Speaking of the guides, good grief they’re fat. Promotions budgets must be astronomical. Starweek is running 90 pages, The Toronto Sun’s TV Magazine between 62 and 70 pages, with Global taking full pages every weekday, Baton and cbc in for half-pages, ONtv, Life Network and wtn all with increased presence. chum is piggybacking Baton’s half-page for Earth: Final Conflict on Friday night with a half-page for Space: The Imagination Station and its launch telecast of Mars Attacks.

*Miscellany

Ratings-wise, Baton Broadcasting is singing the praises of Atlantis Films’ Earth: Final Conflict. Premiering Sept. 26, Earth captured 450,000 for cfto, with the highest share coming from the male 18-34 demo at 50%. Overall, adults 18-43 registered a 38% share, adults 25-54 a 26% share. The numbers were enough to win its time slot.

At Global Television, the wacky South Park is being pulled out of Thursday primetime and slotted into Fridays at midnight.

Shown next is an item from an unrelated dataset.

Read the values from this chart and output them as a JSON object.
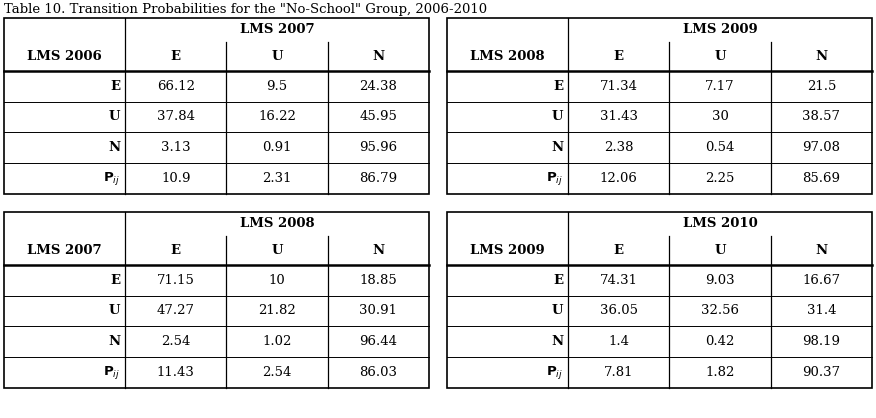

The press bumpf makes the point the program will run uncut in its time period. That was a cut version airing Thursday nights? Heavens. The first Friday offering Oct. 17 ran ‘Big Gay Al and His Big Gay Boat Ride.’ ‘Weight gain 4000.’ Oct. 24 guest stars Kathy Lee Gifford.

Finally, calls to Playback from two rather frightening individuals requesting information on The Horror Channel this week had us somewhat muddled. The answer is that cbc execs all crazy with specialty channel applications have reserved Oct. 31 to air The Horror Channel. All Horror, All The Time, a 30-minute spoof on specialty channels delivered by Nova Scotia’s Jest In Time Theatre comedy troupe. codco’s Greg Malone makes a guest appearance as Count Dracula and Carole Pope as Zombie Bride. Apparently the promos are working, kind of.